If we further compare the results of the subject-dependent and subject-independent methods in the study of Surrel et al. [
26], we can find that their subject-independent accuracy of 84% in
Table 6 is lower than the subject-dependent accuracies of 85.7% and 88% in
Table 5. This result is consistent with this study. Our results in
Table 4 show that the per-minute accuracies of the newly selected subject-independent test dataset for all subbands in this study were all lower than those of the original subject-dependent test dataset. The differences are more obvious in the low-frequency subband. For example, 80.4% vs. 87.3% in the subband of 0.5–25 Hz, 81.1% vs. 87.4% in the subband of 0.5–12.5 Hz, and 79.5% vs. 86.4% in the subband of 0.5–6.25 Hz. These results can confirm that the use of the original subject-dependent datasets did overestimate the per-minute accuracy. Hence, the use of the newly selected subject-independent datasets is recommended to train and test the apnea detection system so as to avoid accuracy overestimation, instead of using the original subject-dependent datasets in the MIT PhysioNet Apnea-ECG database.

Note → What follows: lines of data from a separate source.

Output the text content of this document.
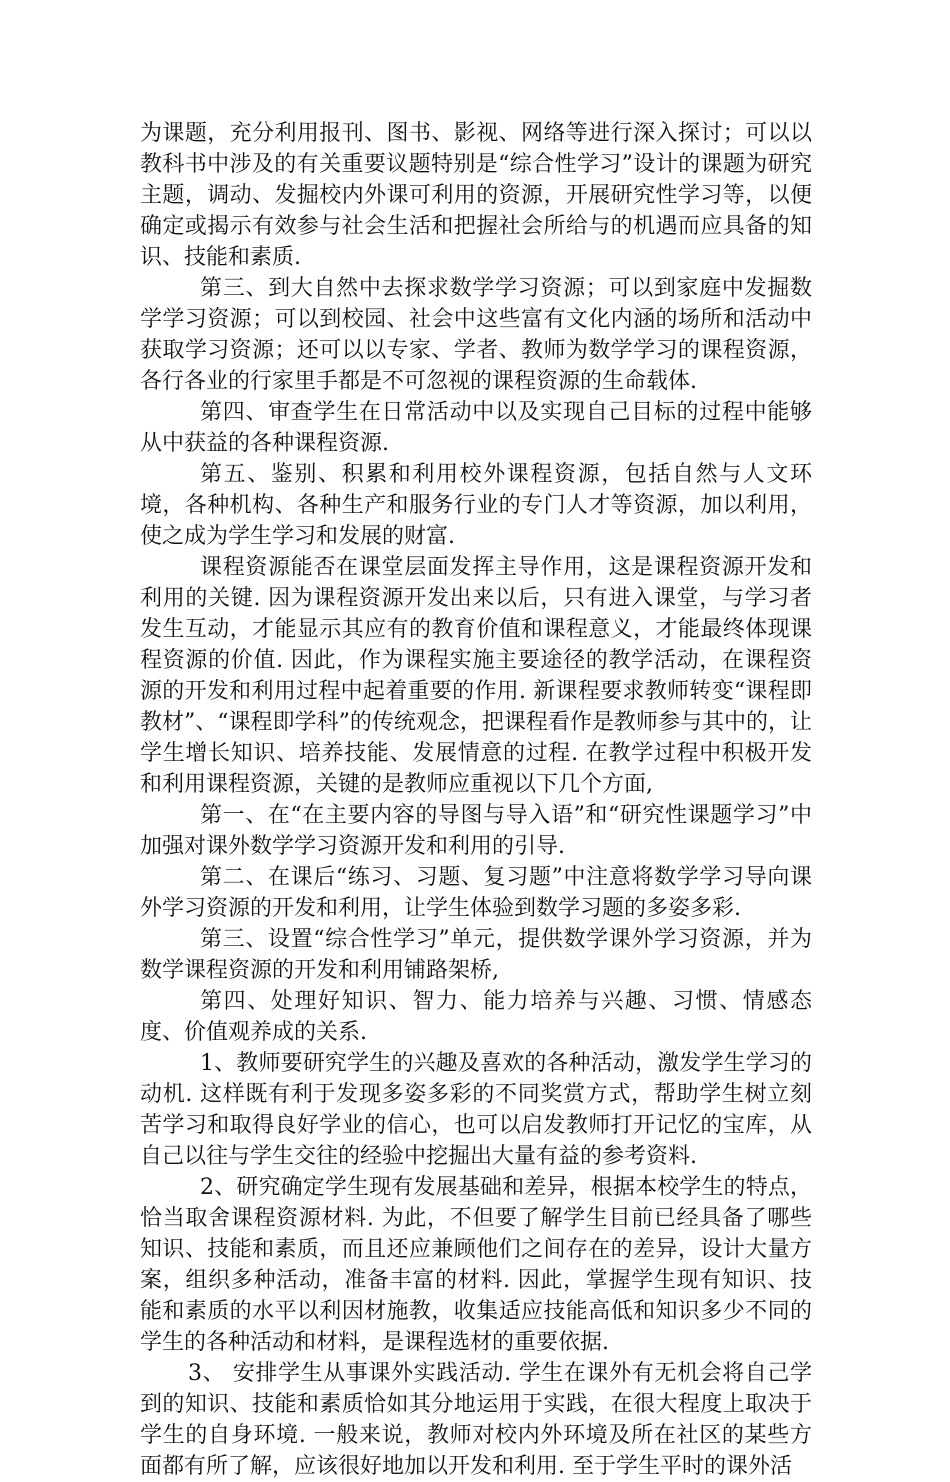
为课题，充分利用报刊、图书、影视、网络等进行深入探讨；可以以教科书中涉及的有关重要议题特别是“综合性学习”设计的课题为研究主题，调动、发掘校内外课可利用的资源，开展研究性学习等，以便确定或揭示有效参与社会生活和把握社会所给与的机遇而应具备的知识、技能和素质.

第三、到大自然中去探求数学学习资源；可以到家庭中发掘数学学习资源；可以到校园、社会中这些富有文化内涵的场所和活动中获取学习资源；还可以以专家、学者、教师为数学学习的课程资源，各行各业的行家里手都是不可忽视的课程资源的生命载体.

第四、审查学生在日常活动中以及实现自己目标的过程中能够从中获益的各种课程资源.

第五、鉴别、积累和利用校外课程资源，包括自然与人文环境，各种机构、各种生产和服务行业的专门人才等资源，加以利用，使之成为学生学习和发展的财富.

课程资源能否在课堂层面发挥主导作用，这是课程资源开发和利用的关键. 因为课程资源开发出来以后，只有进入课堂，与学习者发生互动，才能显示其应有的教育价值和课程意义，才能最终体现课程资源的价值. 因此，作为课程实施主要途径的教学活动，在课程资源的开发和利用过程中起着重要的作用. 新课程要求教师转变“课程即教材”、“课程即学科”的传统观念，把课程看作是教师参与其中的，让学生增长知识、培养技能、发展情意的过程. 在教学过程中积极开发和利用课程资源，关键的是教师应重视以下几个方面,

第一、在“在主要内容的导图与导入语”和“研究性课题学习”中加强对课外数学学习资源开发和利用的引导.

第二、在课后“练习、习题、复习题”中注意将数学学习导向课外学习资源的开发和利用，让学生体验到数学习题的多姿多彩.

第三、设置“综合性学习”单元，提供数学课外学习资源，并为数学课程资源的开发和利用铺路架桥,

第四、处理好知识、智力、能力培养与兴趣、习惯、情感态度、价值观养成的关系.

1、教师要研究学生的兴趣及喜欢的各种活动，激发学生学习的动机. 这样既有利于发现多姿多彩的不同奖赏方式，帮助学生树立刻苦学习和取得良好学业的信心，也可以启发教师打开记忆的宝库，从自己以往与学生交往的经验中挖掘出大量有益的参考资料.

2、研究确定学生现有发展基础和差异，根据本校学生的特点，恰当取舍课程资源材料. 为此，不但要了解学生目前已经具备了哪些知识、技能和素质，而且还应兼顾他们之间存在的差异，设计大量方案，组织多种活动，准备丰富的材料. 因此，掌握学生现有知识、技能和素质的水平以利因材施教，收集适应技能高低和知识多少不同的学生的各种活动和材料，是课程选材的重要依据.

3、 安排学生从事课外实践活动. 学生在课外有无机会将自己学到的知识、技能和素质恰如其分地运用于实践，在很大程度上取决于学生的自身环境. 一般来说，教师对校内外环境及所在社区的某些方面都有所了解，应该很好地加以开发和利用. 至于学生平时的课外活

Although the per-minute accuracy of the subject-independent test dataset in this study can achieve 86.4% using the frequency band of 25–49.5 Hz, the corresponding per-recording accuracy is only 91.4%, with one non-OSA subject and two OSA patients being misdiagnosed. If we consider having better per-minute and per-recording accuracies at the same time, the use of the mid-high frequency band of 31.25–37.5 Hz has a slightly lower per-minute accuracy of 85.8%, but it can reach the per-recording accuracy of 100%.
The main limitation of this study is that the MIT PhysioNet Apnea-ECG database is a relatively small database that only contains 70 ECG recordings. This may affect the generalizability of the study results in clinical applications. Although our results have successfully demonstrated the contribution of different subbands, further investigation with larger clinical populations is required to optimize the proposed apnea detection system.